To be a patriot is to love one’s country, people and civilization without hating others, without thinking yourself superior. American revolutionaries were patriots, as were Yugoslav and Chinese Communists, who led their people against Nazi and Japanese invaders. European Communists and socialists who organized resistance movements against the Nazis, their allies, and fascist puppets were patriots.

American Communists who fought for collective security against fascism in the 1930s, while major U.S. corporations made profits with Hitler, were patriots, as were those fought for anti-fascist unity in World War II. In our lifetime, all progressives who fought for peace against U.S. imperialism, which risked nuclear war in the Cuban missile crisis, in the Cold War were patriots.

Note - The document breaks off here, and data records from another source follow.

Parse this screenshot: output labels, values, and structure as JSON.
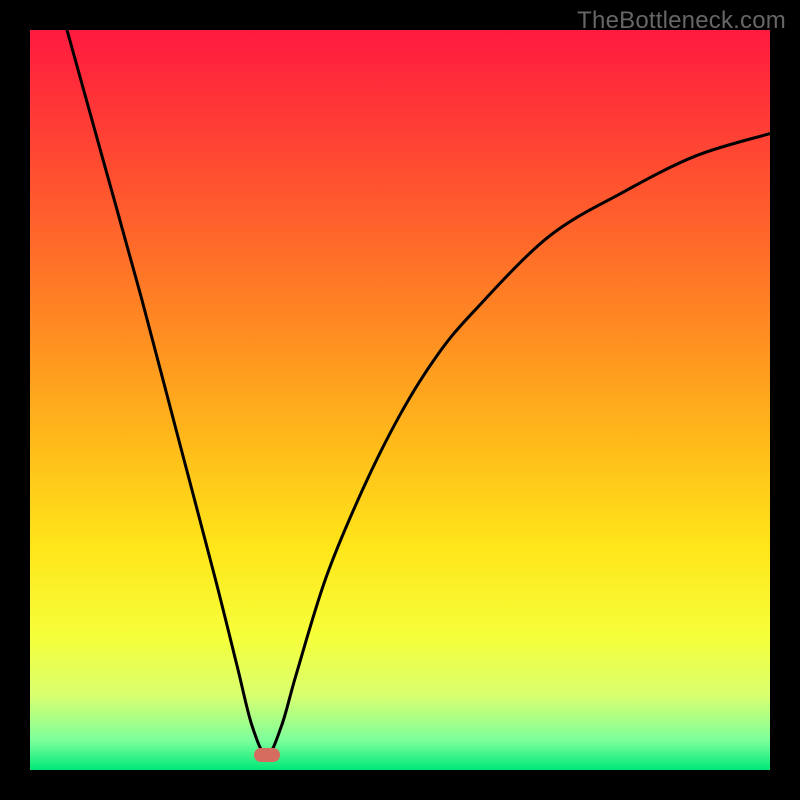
{
  "watermark": "TheBottleneck.com",
  "colors": {
    "frame": "#000000",
    "curve": "#000000",
    "marker": "#d66b5f",
    "gradient_stops": [
      {
        "pos": 0.0,
        "color": "#ff1a3f"
      },
      {
        "pos": 0.2,
        "color": "#ff5030"
      },
      {
        "pos": 0.4,
        "color": "#ff8a22"
      },
      {
        "pos": 0.55,
        "color": "#ffb81a"
      },
      {
        "pos": 0.7,
        "color": "#ffe61a"
      },
      {
        "pos": 0.82,
        "color": "#f6ff3a"
      },
      {
        "pos": 0.9,
        "color": "#d8ff70"
      },
      {
        "pos": 0.96,
        "color": "#7cff9c"
      },
      {
        "pos": 1.0,
        "color": "#00e878"
      }
    ]
  },
  "chart_data": {
    "type": "line",
    "title": "",
    "xlabel": "",
    "ylabel": "",
    "xlim": [
      0,
      100
    ],
    "ylim": [
      0,
      100
    ],
    "grid": false,
    "legend": false,
    "curve": {
      "minimum_x": 32,
      "minimum_y": 2,
      "points": [
        {
          "x": 5,
          "y": 100
        },
        {
          "x": 10,
          "y": 82
        },
        {
          "x": 15,
          "y": 64
        },
        {
          "x": 20,
          "y": 45
        },
        {
          "x": 25,
          "y": 26
        },
        {
          "x": 28,
          "y": 14
        },
        {
          "x": 30,
          "y": 6
        },
        {
          "x": 32,
          "y": 2
        },
        {
          "x": 34,
          "y": 6
        },
        {
          "x": 36,
          "y": 13
        },
        {
          "x": 40,
          "y": 26
        },
        {
          "x": 45,
          "y": 38
        },
        {
          "x": 50,
          "y": 48
        },
        {
          "x": 55,
          "y": 56
        },
        {
          "x": 60,
          "y": 62
        },
        {
          "x": 70,
          "y": 72
        },
        {
          "x": 80,
          "y": 78
        },
        {
          "x": 90,
          "y": 83
        },
        {
          "x": 100,
          "y": 86
        }
      ]
    },
    "marker": {
      "x": 32,
      "y": 2
    }
  }
}
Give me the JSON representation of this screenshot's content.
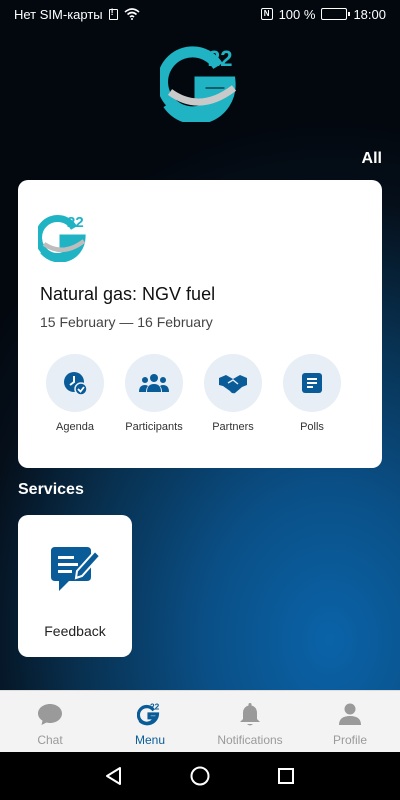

On Sept. 11, thousands of Americans and citizens of other countries perished in attacks perpetrated by Muslim religious ultrarightists who are, essentially, the Frankenstein monsters of the Reagan and Bush administrations and its Contra war against the People’s Democratic Party of Afghanistan and the Soviet Union.

Looking to these groups for leadership in this struggle is like looking to Neville Chamberlain and the British conservative appeasers for leadership in World War II.

Any nation or people attacked as brutally as the American people were on Sept. 11 have the right to defend themselves and fight against their attackers. But how do we fight and against whom?

First, progressive patriots should call for a new foreign policy in the region and the world, one that withdraws support for the feudal reactionary regimes in Pakistan, Saudi Arabia, and the Gulf states and seeks a serious solution to the Arab-Israeli conflict, used by the bin Ladens of the region in much the same way Hitler used the Versailles Treaty to win support from Germans. Support for a Palestinian state, a defense of the national rights of both the Palestinian and Israeli people, and programs for economic and political reconstruction of the region, is one part of the solution to the attack on our republic

Another part of the solution might be to go to the real source of both the instability and the terrorism, the oil money of the region. At present, the core of the world’s oil supplies are in the hands of a corrupt crackpot alliance of feudal-religious lords in Saudi Arabia and the Gulf states, and transnational oil companies.

Think of what could be done if the oil were “internationalized,” placed under United Nations control with the entire oil industry reorganized and energy production and pricing geared to international planning for development and economic stability.

Such control would not only mean confiscation of the property of the Saudi feudal lords who made the bin Laden family billionaires; it could and should become the basis of the new economic order that the poor countries of the third world have been calling for decades.

Discounted oil prices for developing countries, and trade union protections for oil workers (who in the Gulf states are Muslim “guest workers” without rights), could serve as a model for progressive internationalism and peace in the 21st century and provide real victory in the war against the forces who perpetrated the Sept. 11 attacks.

Hunting down and killing Osama bin Laden will not prevent new bin Ladens from emerging to bankroll terror and murder, just as German corporations bankrolled Hitler. Supporting the restoration of the old feudal king of Afghanistan in alliance with Northern Alliance” moderates” won’t solve anything for the Afghan people, nor will it even end support for terrorism, since these groups, along with the Pakistanis, are ready to take bribes from and support for their own interests the religious ultra-right, which they have done in the past and with whom their differences are of degree rather than kind.

Building up the CIA (which both helped to create bin Laden and the Taliban and did nothing to prevent Sept. 11) would be like cutting off your nose to spite your face. Striking at the Bill of Rights in the name of anti-terrorism would, of course, give bin Laden and his fellow ultra-rightists their greatest victory.

A new foreign policy will of course require a new politics in the United States. In England at the end of WW II, the British people, even though they respected the leadership of Winston Churchill, voted him and his Conservative party out of office because of their insensitivity to the needs of British workers and their appeasement policy during the 1930s which had built up Hitler.

Americans will have a chance in local elections this year and in 2002 to vote out of office the cold warriors and right wingers who have largely brought about this crisis.

Norman Markowitz is history professor at Rutgers University.